Ein bedingter Gefährdungsvorsatz i.S.d. § 315d Abs. 2 StGB liegt vor, wenn der Täter über die allgemeine Gefährlichkeit des Kraftfahrzeugrennens hinaus auch die Umstände kennt, die den in Rede stehenden Gefahrerfolg im Sinne eines Beinaheunfalls als naheliegende Möglichkeit erscheinen lassen, und er sich mit dem Eintritt einer solchen Gefahrenlage zumindest abfindet (vgl. BGH, Urteil vom 16. Februar 2023 – 4 StR 211/22, NStZ 2023, 546 Rn. 28 mwN). Wie konkret die Vorstellung des Täters sein muss und in welchem Umfang das Tatgericht dazu Feststellungen treffen muss, hängt von den Umständen des Einzelfalls ab. Dabei dürfen die Anforderungen nicht überspannt werden. Die Vorstellung des Täters muss sich nicht auf alle Einzelheiten des weiteren Ablaufs beziehen. Vielmehr reicht es in den Fällen des § 315d Abs. 1 Nr. 3 StGB in der Regel aus, dass sich der Täter aufgrund seiner Fahrweise und der gegebenen Verhältnisse eine kritische Verkehrssituation vorstellt, die in ihren wesentlichen gefahrbegründenden Umständen (z. B. Nichteinhaltenkönnen der rechten Spur in anstehenden Kurven bei Gegenverkehr, Querverkehr an Kreuzungen, haltende Fahrzeug etc.) dem tatsächlich eingetretenen Beinaheunfall entspricht. Dabei können die Kenntnis des Täters von der Fahrtstrecke und den sich dabei ergebenden Gefahrenstellen, sein vorangegangenes Fahrverhalten, Erfahrungen des Täters aus dem bisherigen Fahrtverlauf, aber auch die Nähe des drohenden Unfalls Indizien für eine hinreichend konkrete Vorstellung des Täters von der drohenden Gefahr und deren Billigung sein (vgl. zum Ganzen BGH, Urteil vom 18. August 2022 – 4 StR 377/21, BGHR StGB § 315d Abs. 2 Vorsatz 1 Rn. 11 mwN).

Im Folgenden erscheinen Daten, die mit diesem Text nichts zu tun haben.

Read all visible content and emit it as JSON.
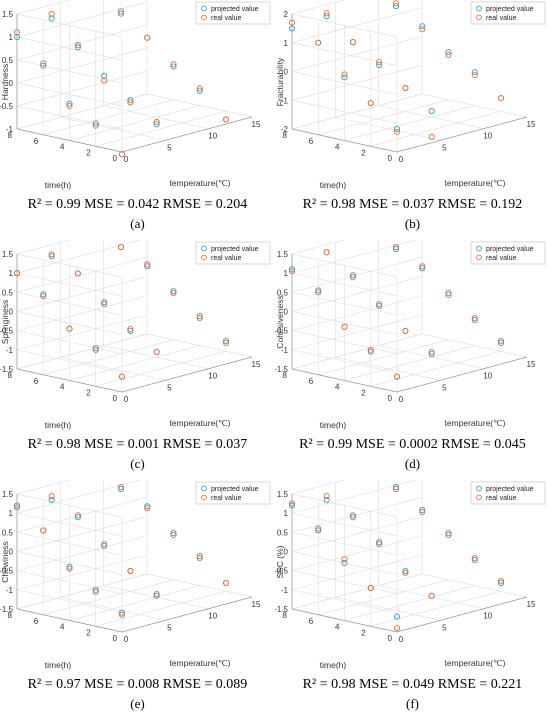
{
  "legend": {
    "projected": "projected value",
    "real": "real value"
  },
  "colors": {
    "projected": "#1fa6c9",
    "real": "#f06b2c",
    "grid": "#e1e1e1",
    "axis": "#9a9a9a"
  },
  "panels": [
    {
      "id": "a",
      "metrics": "R² = 0.99 MSE = 0.042 RMSE = 0.204",
      "letter": "(a)",
      "chart_data": {
        "type": "scatter3d",
        "xlabel": "temperature(℃)",
        "ylabel": "time(h)",
        "zlabel": "Hardness",
        "xlim": [
          0,
          15
        ],
        "ylim": [
          0,
          8
        ],
        "zlim": [
          -1,
          1.5
        ],
        "xticks": [
          "0",
          "5",
          "10",
          "15"
        ],
        "yticks": [
          "0",
          "2",
          "4",
          "6",
          "8"
        ],
        "zticks": [
          "-1",
          "-0.5",
          "0",
          "0.5",
          "1",
          "1.5"
        ],
        "series": [
          {
            "name": "projected value",
            "x": [
              0,
              0,
              0,
              0,
              0,
              4,
              4,
              4,
              4,
              4,
              12,
              12,
              12,
              12,
              12
            ],
            "y": [
              0,
              2,
              4,
              6,
              8,
              0,
              2,
              4,
              6,
              8,
              0,
              2,
              4,
              6,
              8
            ],
            "z": [
              -1.05,
              -0.55,
              -0.2,
              0.5,
              1.0,
              -0.6,
              -0.2,
              0.2,
              0.7,
              1.2,
              -0.9,
              -0.4,
              0.0,
              0.5,
              0.9
            ]
          },
          {
            "name": "real value",
            "x": [
              0,
              0,
              0,
              0,
              0,
              4,
              4,
              4,
              4,
              4,
              12,
              12,
              12,
              12,
              12
            ],
            "y": [
              0,
              2,
              4,
              6,
              8,
              0,
              2,
              4,
              6,
              8,
              0,
              2,
              4,
              6,
              8
            ],
            "z": [
              -1.05,
              -0.5,
              -0.25,
              0.55,
              1.1,
              -0.55,
              -0.25,
              0.1,
              0.75,
              1.3,
              -0.9,
              -0.35,
              0.05,
              0.5,
              0.95
            ]
          }
        ]
      }
    },
    {
      "id": "b",
      "metrics": "R² = 0.98 MSE = 0.037 RMSE = 0.192",
      "letter": "(b)",
      "chart_data": {
        "type": "scatter3d",
        "xlabel": "temperature(℃)",
        "ylabel": "time(h)",
        "zlabel": "Fracturability",
        "xlim": [
          0,
          15
        ],
        "ylim": [
          0,
          8
        ],
        "zlim": [
          -2,
          2
        ],
        "xticks": [
          "0",
          "5",
          "10",
          "15"
        ],
        "yticks": [
          "0",
          "2",
          "4",
          "6",
          "8"
        ],
        "zticks": [
          "-2",
          "-1",
          "0",
          "1",
          "2"
        ],
        "series": [
          {
            "name": "projected value",
            "x": [
              0,
              0,
              0,
              0,
              0,
              4,
              4,
              4,
              4,
              4,
              12,
              12,
              12,
              12,
              12
            ],
            "y": [
              0,
              2,
              4,
              6,
              8,
              0,
              2,
              4,
              6,
              8,
              0,
              2,
              4,
              6,
              8
            ],
            "z": [
              -1.2,
              -0.5,
              0.2,
              1.2,
              1.5,
              -0.9,
              -0.3,
              0.3,
              0.9,
              1.6,
              -1.1,
              -0.4,
              0.1,
              0.8,
              1.3
            ]
          },
          {
            "name": "real value",
            "x": [
              0,
              0,
              0,
              0,
              0,
              4,
              4,
              4,
              4,
              4,
              12,
              12,
              12,
              12,
              12
            ],
            "y": [
              0,
              2,
              4,
              6,
              8,
              0,
              2,
              4,
              6,
              8,
              0,
              2,
              4,
              6,
              8
            ],
            "z": [
              -1.3,
              -0.5,
              0.3,
              1.2,
              1.7,
              -1.8,
              -0.3,
              0.4,
              0.9,
              1.7,
              -1.1,
              -0.5,
              0.0,
              0.7,
              1.4
            ]
          }
        ]
      }
    },
    {
      "id": "c",
      "metrics": "R² = 0.98 MSE = 0.001 RMSE = 0.037",
      "letter": "(c)",
      "chart_data": {
        "type": "scatter3d",
        "xlabel": "temperature(℃)",
        "ylabel": "time(h)",
        "zlabel": "Springiness",
        "xlim": [
          0,
          15
        ],
        "ylim": [
          0,
          8
        ],
        "zlim": [
          -1.5,
          1.5
        ],
        "xticks": [
          "0",
          "5",
          "10",
          "15"
        ],
        "yticks": [
          "0",
          "2",
          "4",
          "6",
          "8"
        ],
        "zticks": [
          "-1.5",
          "-1",
          "-0.5",
          "0",
          "0.5",
          "1",
          "1.5"
        ],
        "series": [
          {
            "name": "projected value",
            "x": [
              0,
              0,
              0,
              0,
              0,
              4,
              4,
              4,
              4,
              4,
              12,
              12,
              12,
              12,
              12
            ],
            "y": [
              0,
              2,
              4,
              6,
              8,
              0,
              2,
              4,
              6,
              8,
              0,
              2,
              4,
              6,
              8
            ],
            "z": [
              -1.1,
              -0.55,
              -0.15,
              0.6,
              1.0,
              -0.7,
              -0.3,
              0.3,
              0.9,
              1.2,
              -0.9,
              -0.45,
              0.1,
              0.6,
              0.95
            ]
          },
          {
            "name": "real value",
            "x": [
              0,
              0,
              0,
              0,
              0,
              4,
              4,
              4,
              4,
              4,
              12,
              12,
              12,
              12,
              12
            ],
            "y": [
              0,
              2,
              4,
              6,
              8,
              0,
              2,
              4,
              6,
              8,
              0,
              2,
              4,
              6,
              8
            ],
            "z": [
              -1.1,
              -0.5,
              -0.15,
              0.55,
              1.0,
              -0.7,
              -0.25,
              0.25,
              0.9,
              1.25,
              -0.95,
              -0.4,
              0.05,
              0.65,
              0.95
            ]
          }
        ]
      }
    },
    {
      "id": "d",
      "metrics": "R² = 0.99 MSE = 0.0002 RMSE = 0.045",
      "letter": "(d)",
      "chart_data": {
        "type": "scatter3d",
        "xlabel": "temperature(℃)",
        "ylabel": "time(h)",
        "zlabel": "Cohesiveness",
        "xlim": [
          0,
          15
        ],
        "ylim": [
          0,
          8
        ],
        "zlim": [
          -1.5,
          1.5
        ],
        "xticks": [
          "0",
          "5",
          "10",
          "15"
        ],
        "yticks": [
          "0",
          "2",
          "4",
          "6",
          "8"
        ],
        "zticks": [
          "-1.5",
          "-1",
          "-0.5",
          "0",
          "0.5",
          "1",
          "1.5"
        ],
        "series": [
          {
            "name": "projected value",
            "x": [
              0,
              0,
              0,
              0,
              0,
              4,
              4,
              4,
              4,
              4,
              12,
              12,
              12,
              12,
              12
            ],
            "y": [
              0,
              2,
              4,
              6,
              8,
              0,
              2,
              4,
              6,
              8,
              0,
              2,
              4,
              6,
              8
            ],
            "z": [
              -1.1,
              -0.6,
              -0.1,
              0.7,
              1.1,
              -0.75,
              -0.3,
              0.2,
              0.85,
              1.3,
              -0.9,
              -0.5,
              0.05,
              0.55,
              0.9
            ]
          },
          {
            "name": "real value",
            "x": [
              0,
              0,
              0,
              0,
              0,
              4,
              4,
              4,
              4,
              4,
              12,
              12,
              12,
              12,
              12
            ],
            "y": [
              0,
              2,
              4,
              6,
              8,
              0,
              2,
              4,
              6,
              8,
              0,
              2,
              4,
              6,
              8
            ],
            "z": [
              -1.1,
              -0.55,
              -0.1,
              0.65,
              1.05,
              -0.7,
              -0.3,
              0.25,
              0.8,
              1.3,
              -0.95,
              -0.45,
              0.0,
              0.6,
              0.95
            ]
          }
        ]
      }
    },
    {
      "id": "e",
      "metrics": "R² = 0.97 MSE = 0.008 RMSE = 0.089",
      "letter": "(e)",
      "chart_data": {
        "type": "scatter3d",
        "xlabel": "temperature(℃)",
        "ylabel": "time(h)",
        "zlabel": "Chewiness",
        "xlim": [
          0,
          15
        ],
        "ylim": [
          0,
          8
        ],
        "zlim": [
          -1.5,
          1.5
        ],
        "xticks": [
          "0",
          "5",
          "10",
          "15"
        ],
        "yticks": [
          "0",
          "2",
          "4",
          "6",
          "8"
        ],
        "zticks": [
          "-1.5",
          "-1",
          "-0.5",
          "0",
          "0.5",
          "1",
          "1.5"
        ],
        "series": [
          {
            "name": "projected value",
            "x": [
              0,
              0,
              0,
              0,
              0,
              4,
              4,
              4,
              4,
              4,
              12,
              12,
              12,
              12,
              12
            ],
            "y": [
              0,
              2,
              4,
              6,
              8,
              0,
              2,
              4,
              6,
              8,
              0,
              2,
              4,
              6,
              8
            ],
            "z": [
              -1.0,
              -0.6,
              -0.1,
              0.7,
              1.2,
              -0.8,
              -0.3,
              0.2,
              0.8,
              1.1,
              -0.95,
              -0.45,
              0.05,
              0.6,
              0.9
            ]
          },
          {
            "name": "real value",
            "x": [
              0,
              0,
              0,
              0,
              0,
              4,
              4,
              4,
              4,
              4,
              12,
              12,
              12,
              12,
              12
            ],
            "y": [
              0,
              2,
              4,
              6,
              8,
              0,
              2,
              4,
              6,
              8,
              0,
              2,
              4,
              6,
              8
            ],
            "z": [
              -1.05,
              -0.55,
              -0.15,
              0.7,
              1.15,
              -0.75,
              -0.3,
              0.25,
              0.85,
              1.2,
              -0.95,
              -0.4,
              0.0,
              0.55,
              0.95
            ]
          }
        ]
      }
    },
    {
      "id": "f",
      "metrics": "R² = 0.98 MSE = 0.049 RMSE = 0.221",
      "letter": "(f)",
      "chart_data": {
        "type": "scatter3d",
        "xlabel": "temperature(℃)",
        "ylabel": "time(h)",
        "zlabel": "SSC (%)",
        "xlim": [
          0,
          15
        ],
        "ylim": [
          0,
          8
        ],
        "zlim": [
          -1.5,
          1.5
        ],
        "xticks": [
          "0",
          "5",
          "10",
          "15"
        ],
        "yticks": [
          "0",
          "2",
          "4",
          "6",
          "8"
        ],
        "zticks": [
          "-1.5",
          "-1",
          "-0.5",
          "0",
          "0.5",
          "1",
          "1.5"
        ],
        "series": [
          {
            "name": "projected value",
            "x": [
              0,
              0,
              0,
              0,
              0,
              4,
              4,
              4,
              4,
              4,
              12,
              12,
              12,
              12,
              12
            ],
            "y": [
              0,
              2,
              4,
              6,
              8,
              0,
              2,
              4,
              6,
              8,
              0,
              2,
              4,
              6,
              8
            ],
            "z": [
              -1.1,
              -0.5,
              0.0,
              0.7,
              1.2,
              -0.8,
              -0.3,
              0.3,
              0.8,
              1.1,
              -0.95,
              -0.5,
              0.0,
              0.5,
              0.95
            ]
          },
          {
            "name": "real value",
            "x": [
              0,
              0,
              0,
              0,
              0,
              4,
              4,
              4,
              4,
              4,
              12,
              12,
              12,
              12,
              12
            ],
            "y": [
              0,
              2,
              4,
              6,
              8,
              0,
              2,
              4,
              6,
              8,
              0,
              2,
              4,
              6,
              8
            ],
            "z": [
              -1.4,
              -0.5,
              0.1,
              0.75,
              1.25,
              -0.8,
              -0.35,
              0.25,
              0.85,
              1.2,
              -0.9,
              -0.45,
              0.05,
              0.45,
              0.9
            ]
          }
        ]
      }
    }
  ]
}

 Die knappen Darlegungen des Landgerichts lassen eine nachvollziehbare Begründung dafür, dass die Angeklagte P. mit einem derartigen subjektiven Tatbestand gehandelt habe, vermissen. Die Schwurgerichtskammer hat lediglich ausgeführt, dass die Angeklagte vorsätzlich gehandelt habe, weil sie aufgrund der eigenen riskanten Fahrweise gefährliche Brems- und Ausweichmanöver eines jederzeit erwartbaren Gegenverkehrs für möglich gehalten und deshalb auch mit dadurch verursachten erheblichen Gesundheits- und Sachschäden bei Personen und Fahrzeugen des Gegenverkehrs gerechnet habe. Ein Beleg für dieses hier durch das Landgericht erstmals in den Blick genommene Vorstellungsbild der Angeklagten betreffend Fremdgefährdungen, die nicht von einer Frontalkollision ausgehen, sondern durch Reaktionen des Gegenverkehrs entstehen könnten, kann den Urteilsgründen jedoch nicht entnommen werden.